When I was younger, and most of my life, sports came fairly easy for me. I was always just naturally good at most things. I think I didn’t appreciate that I could do it and didn’t even care because I didn’t really have to try. I am not saying I didn’t work out hard before because I did but it was more about having fun and doing things with my friends rather than trying so hard to get better. I didn’t even set running goals, I just got out there and did it for the fun and competition.
Other sports were frequently easier for me than some. When I first decided I wanted to try gymnastics it was because I got a free coupon to come to the gym and take a free class. I begged my mom to take me since it was free. As I was going through the class a coach (who was also the owner of the gym) came over to talk to me. He asked me how long I had been doing gymnastics. I told him this was my first time but I would try things at home in the living room and the yard. He watched a couple more minutes and then asked me if I would like to be on the team for his gym. I couldn’t believe it. He said I was good enough to be on the team without a tryout. I begged my mom and she said yes and that started my serious love and addiction to gymnastics. This just goes to show my point, most sports came naturally to me and I didn’t have to try as hard as others. Of course, once I was on the team I gave it everything I had.
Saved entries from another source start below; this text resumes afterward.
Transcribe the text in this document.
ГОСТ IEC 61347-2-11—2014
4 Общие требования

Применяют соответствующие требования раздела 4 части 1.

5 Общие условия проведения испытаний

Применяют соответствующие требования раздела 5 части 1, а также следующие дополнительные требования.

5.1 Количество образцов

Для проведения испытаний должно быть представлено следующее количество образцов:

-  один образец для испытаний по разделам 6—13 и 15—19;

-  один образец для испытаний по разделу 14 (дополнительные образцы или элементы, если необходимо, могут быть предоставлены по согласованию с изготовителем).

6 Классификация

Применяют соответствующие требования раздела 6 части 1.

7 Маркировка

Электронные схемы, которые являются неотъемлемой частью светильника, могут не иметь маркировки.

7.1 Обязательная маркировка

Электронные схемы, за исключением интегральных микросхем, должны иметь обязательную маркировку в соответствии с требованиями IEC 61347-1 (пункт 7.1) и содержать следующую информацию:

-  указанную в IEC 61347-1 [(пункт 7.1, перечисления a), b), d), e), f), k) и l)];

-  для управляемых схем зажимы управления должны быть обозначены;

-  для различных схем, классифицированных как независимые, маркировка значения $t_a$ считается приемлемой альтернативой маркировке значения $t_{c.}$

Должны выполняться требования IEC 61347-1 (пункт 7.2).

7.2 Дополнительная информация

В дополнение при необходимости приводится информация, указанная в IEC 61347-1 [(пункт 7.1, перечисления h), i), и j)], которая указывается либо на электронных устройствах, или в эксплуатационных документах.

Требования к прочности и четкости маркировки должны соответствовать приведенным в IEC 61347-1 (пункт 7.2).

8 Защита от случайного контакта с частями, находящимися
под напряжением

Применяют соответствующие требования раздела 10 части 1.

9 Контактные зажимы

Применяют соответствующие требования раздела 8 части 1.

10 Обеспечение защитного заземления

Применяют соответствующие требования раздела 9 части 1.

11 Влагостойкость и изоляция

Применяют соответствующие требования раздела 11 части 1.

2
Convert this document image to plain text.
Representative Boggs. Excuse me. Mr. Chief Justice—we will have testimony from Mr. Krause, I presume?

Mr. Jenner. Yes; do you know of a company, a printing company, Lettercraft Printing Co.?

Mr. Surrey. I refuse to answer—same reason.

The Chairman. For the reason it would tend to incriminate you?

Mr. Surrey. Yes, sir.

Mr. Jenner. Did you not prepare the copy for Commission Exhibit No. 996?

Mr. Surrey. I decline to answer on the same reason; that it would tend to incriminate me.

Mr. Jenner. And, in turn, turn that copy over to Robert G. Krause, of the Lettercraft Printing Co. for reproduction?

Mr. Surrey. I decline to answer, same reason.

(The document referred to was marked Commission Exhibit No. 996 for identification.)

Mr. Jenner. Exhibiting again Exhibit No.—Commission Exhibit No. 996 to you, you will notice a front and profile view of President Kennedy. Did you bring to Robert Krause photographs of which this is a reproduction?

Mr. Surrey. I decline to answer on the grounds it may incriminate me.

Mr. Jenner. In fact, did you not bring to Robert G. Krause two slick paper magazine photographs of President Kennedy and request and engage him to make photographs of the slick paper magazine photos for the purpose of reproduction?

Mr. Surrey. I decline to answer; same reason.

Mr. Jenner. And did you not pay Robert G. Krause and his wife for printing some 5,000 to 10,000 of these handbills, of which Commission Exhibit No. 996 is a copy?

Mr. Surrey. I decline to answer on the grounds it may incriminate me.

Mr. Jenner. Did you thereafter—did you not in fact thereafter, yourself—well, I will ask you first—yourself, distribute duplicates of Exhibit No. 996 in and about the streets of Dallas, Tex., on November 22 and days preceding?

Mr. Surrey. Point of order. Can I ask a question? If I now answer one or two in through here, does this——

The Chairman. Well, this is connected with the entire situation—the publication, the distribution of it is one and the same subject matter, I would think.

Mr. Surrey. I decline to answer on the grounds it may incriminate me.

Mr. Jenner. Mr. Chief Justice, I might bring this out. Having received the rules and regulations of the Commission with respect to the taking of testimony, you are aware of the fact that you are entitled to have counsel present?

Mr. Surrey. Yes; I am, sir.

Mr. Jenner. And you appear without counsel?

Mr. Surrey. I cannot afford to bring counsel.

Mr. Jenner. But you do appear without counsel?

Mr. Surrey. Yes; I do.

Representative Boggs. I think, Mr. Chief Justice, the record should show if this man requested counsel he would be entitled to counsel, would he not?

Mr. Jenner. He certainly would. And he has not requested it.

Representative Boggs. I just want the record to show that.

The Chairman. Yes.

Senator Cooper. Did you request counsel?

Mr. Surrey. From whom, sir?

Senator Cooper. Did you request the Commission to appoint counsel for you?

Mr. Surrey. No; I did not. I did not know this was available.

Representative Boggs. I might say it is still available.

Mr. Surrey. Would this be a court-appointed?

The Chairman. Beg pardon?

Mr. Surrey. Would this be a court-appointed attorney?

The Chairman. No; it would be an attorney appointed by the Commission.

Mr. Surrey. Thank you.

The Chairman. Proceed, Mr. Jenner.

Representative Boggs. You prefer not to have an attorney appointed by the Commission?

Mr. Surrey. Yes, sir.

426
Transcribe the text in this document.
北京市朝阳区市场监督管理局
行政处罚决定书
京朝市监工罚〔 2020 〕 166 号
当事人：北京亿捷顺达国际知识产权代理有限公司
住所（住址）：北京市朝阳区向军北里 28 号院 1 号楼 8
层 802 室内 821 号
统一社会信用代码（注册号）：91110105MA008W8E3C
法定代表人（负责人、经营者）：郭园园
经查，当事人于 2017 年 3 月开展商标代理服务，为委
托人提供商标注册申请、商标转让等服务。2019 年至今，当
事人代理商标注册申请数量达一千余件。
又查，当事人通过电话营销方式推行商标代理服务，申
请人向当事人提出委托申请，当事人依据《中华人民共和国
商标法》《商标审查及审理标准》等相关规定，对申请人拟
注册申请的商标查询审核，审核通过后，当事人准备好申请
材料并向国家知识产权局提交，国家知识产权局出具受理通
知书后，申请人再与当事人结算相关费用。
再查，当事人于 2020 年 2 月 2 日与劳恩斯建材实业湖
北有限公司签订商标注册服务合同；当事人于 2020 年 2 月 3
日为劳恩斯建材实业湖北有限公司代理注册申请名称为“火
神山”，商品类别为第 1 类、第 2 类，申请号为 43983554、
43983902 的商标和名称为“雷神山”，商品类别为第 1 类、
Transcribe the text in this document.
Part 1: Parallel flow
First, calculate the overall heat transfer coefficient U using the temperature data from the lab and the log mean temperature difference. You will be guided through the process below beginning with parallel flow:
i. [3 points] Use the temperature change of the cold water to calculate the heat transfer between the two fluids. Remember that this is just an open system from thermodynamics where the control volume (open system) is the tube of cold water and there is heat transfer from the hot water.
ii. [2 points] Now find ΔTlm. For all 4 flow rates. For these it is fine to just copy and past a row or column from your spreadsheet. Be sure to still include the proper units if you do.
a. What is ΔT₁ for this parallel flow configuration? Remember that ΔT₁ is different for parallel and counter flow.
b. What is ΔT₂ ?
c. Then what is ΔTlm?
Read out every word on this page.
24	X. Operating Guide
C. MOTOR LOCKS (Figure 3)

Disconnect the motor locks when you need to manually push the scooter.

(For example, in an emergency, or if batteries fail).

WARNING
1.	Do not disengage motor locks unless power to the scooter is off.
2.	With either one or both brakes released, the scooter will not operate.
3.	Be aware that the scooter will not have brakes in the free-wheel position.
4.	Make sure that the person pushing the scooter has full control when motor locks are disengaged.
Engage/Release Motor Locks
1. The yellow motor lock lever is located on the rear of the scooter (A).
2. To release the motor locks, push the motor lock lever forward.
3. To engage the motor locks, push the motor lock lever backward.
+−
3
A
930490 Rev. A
Now, after the injuries, etc., I find myself having to really try just to be decent at running. This has been new territory for me for several years now. I let myself off easy by just having fun running and run/walking races with my husband. That served me well because now he runs races with me! What it didn’t do is make me work really hard. Now that it is harder for me I find myself wanting to know what I can really do. How much can I push myself? Have I ever really pushed myself to my limits? I don’t think so.
So even though I believe in myself, I know I am really going to have to push myself harder than I have before. I will have to see how tough I really am. I will have to prove to myself that not only can I push my limits but I can train myself. If I can’t train myself and push myself how can I expect others to really push themselves? I’m always saying I like to help others see their potential and realize they can do it but I guess I haven’t been realizing my own potential. So, I think that might be my why!! It is great how running can bring answers to you when you aren’t even trying!! This is one thing I really love about being on a run by myself, it gives me answers as I just run along.
I hope you are having a great weekend so far!